Sybil Lonie Lewis, OSS (1874 – 10 March 1918) was an early Scottish female surgeon who served with distinction in Serbia during the First World War. In 1917 she helped to establish the Serbian Relief Fund.

==Life==
She was born in 1874, probably in Kingston-upon-Hull.

She originally trained in nursing and midwifery. She then trained as a doctor, studying first at the college created by Dr Elsie Inglis in 1887 as a route into studies at the University of Edinburgh, which at that time did not admit female students. She completed her studies at Trinity College Dublin and received her diplomas to practice in 1905. She served her medical residency in Larbert Mental Asylum in central Scotland. She then returned to Hull as Medical Officer to both the Diocesan Maternity Hospital and the Sheltering Home for Girls.

In June 1915 she joined a group of female doctors led by Dr Elsie Inglis in Serbia, generally known as the Scottish Women's Hospitals for Foreign Service. Her hospital was overrun by the enemy in late 1915 and she spent 4 months as a prisoner-of-war in Hungary, being released back to Britain in February 1916. Her unpublished diaries can be read online, as part of the Oxford University 'Lest we forget' project.

Although somewhat weakened by the experience, and now in poor health, she returned to the front in August 1916, serving the Serbian army and civilian casualties in Macedonia. She returned to Britain in December 1917 due to a family illness.

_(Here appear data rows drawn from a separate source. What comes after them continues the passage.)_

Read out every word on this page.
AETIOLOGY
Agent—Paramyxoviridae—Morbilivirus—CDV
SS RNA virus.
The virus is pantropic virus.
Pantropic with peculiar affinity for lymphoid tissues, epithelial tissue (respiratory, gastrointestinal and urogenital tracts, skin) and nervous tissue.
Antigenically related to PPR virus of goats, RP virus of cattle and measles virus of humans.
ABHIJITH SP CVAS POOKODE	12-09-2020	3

She became gravely ill on 7 March from “an illness contracted in Serbia” and died three days later at her family home in Hull on 10 March 1918 aged 43. Her body was cremated and her ashes are buried in Old St Paul's Episcopal Church in central Edinburgh, marked by a brass plaque near the south-west corner. Categorised as “war dead” hers is the only female name on the war memorial in Old St Paul's.

The Serbian Empire awarded her the Order of Saint Sava for her services to their country.